Guillermo Arizmendi, CFE's Corporate Director of Planning, added to the discussion in a virtual conference, according to Energía a Debate. Arizmendi noted that because of the failure, CFE needs to examine intermittent energy generation from external players more closely. “It forces us to study two simultaneous failures in the electrical power systems and obviously to put intermittent generation on the study route. This, faced with a minimum demand on this occasion, forces us to take action to strengthen the National Electric System,” he said.
El Financiero consulted various experts, who noted that Mexico’s renewable participation is still quite low compared to various European countries. Analysts such as Lourdes Melgar at MIT and Paul Sánchez, Professor at Tecnológico de Monterrey, argue that renewable energy is being blamed as a result of political rhetoric rather than technical arguments. “I am not satisfied on a technical level with the explanation. I believe that they are showing off the situation to alter the discourse regarding renewables and thereby reduce the participation of these sources to increase the participation of CFE's base generation," Sánchez said.

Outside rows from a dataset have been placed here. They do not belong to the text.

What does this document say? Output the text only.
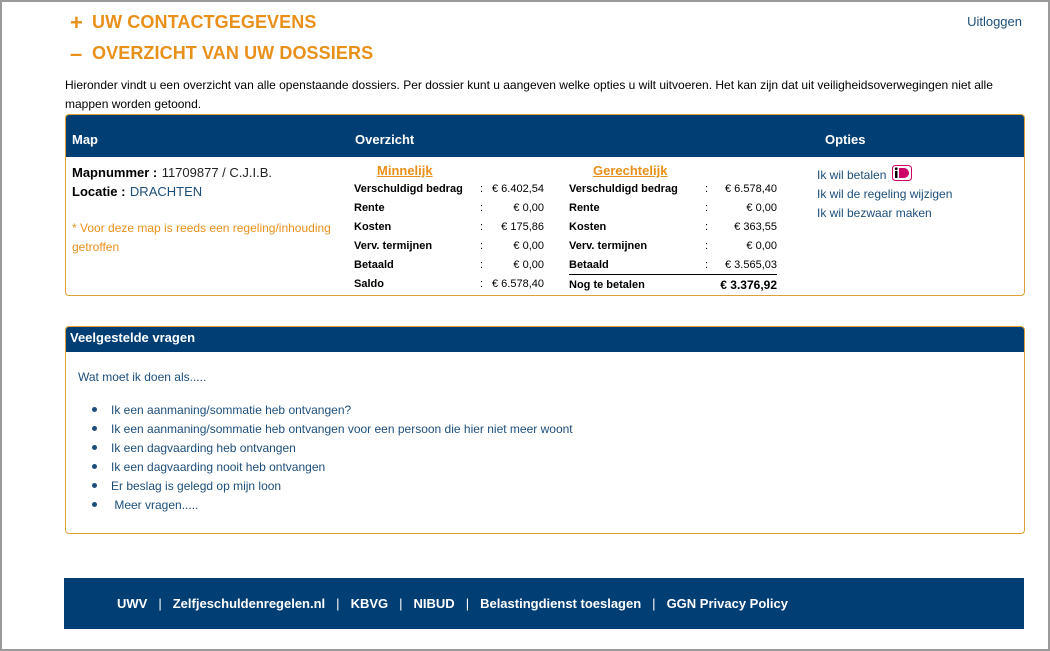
Uitloggen
+ UW CONTACTGEGEVENS
– OVERZICHT VAN UW DOSSIERS

Hieronder vindt u een overzicht van alle openstaande dossiers. Per dossier kunt u aangeven welke opties u wilt uitvoeren. Het kan zijn dat uit veiligheidsoverwegingen niet alle mappen worden getoond.

Map	Overzicht	Opties
Mapnummer : 11709877 / C.J.I.B.
Locatie : DRACHTEN
* Voor deze map is reeds een regeling/inhouding getroffen
Minnelijk	Gerechtelijk
Verschuldigd bedrag : € 6.402,54
Rente	:	€ 0,00
Kosten	: € 175,86
Verv. termijnen	:	€ 0,00
Betaald	:	€ 0,00
Saldo	: € 6.578,40
Verschuldigd bedrag : € 6.578,40
Rente	:	€ 0,00
Kosten	: € 363,55
Verv. termijnen	:	€ 0,00
Betaald	: € 3.565,03
Nog te betalen	€ 3.376,92
Ik wil betalen
Ik wil de regeling wijzigen
Ik wil bezwaar maken
Veelgestelde vragen
Wat moet ik doen als.....
Ik een aanmaning/sommatie heb ontvangen?
Ik een aanmaning/sommatie heb ontvangen voor een persoon die hier niet meer woont
Ik een dagvaarding heb ontvangen
Ik een dagvaarding nooit heb ontvangen
Er beslag is gelegd op mijn loon
Meer vragen.....
UWV | Zelfjeschuldenregelen.nl | KBVG | NIBUD | Belastingdienst toeslagen | GGN Privacy Policy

Regarding the blackout’s origin, experts again point to an overload in the transmission network, facing issues because of age and oversaturation. “There is a basic problem, which is that the transmission and distribution lines are very old. This is the result of a lack of investment that has been going on for a long time. It is not the fault of this government; it comes from before. We must be aware that the system needs investment in these areas,” commented Paolo Salerno, Partner at Salerno y Asociados. “It is necessary to resume the authorized projects of expansion of the network, particularly in affected regions such as Tamaulipas or Sonora-Sinaloa and verify compliance with the network code of the plants,” agreed Casiopea Ramírez, Partner at Fresh Energy Consulting.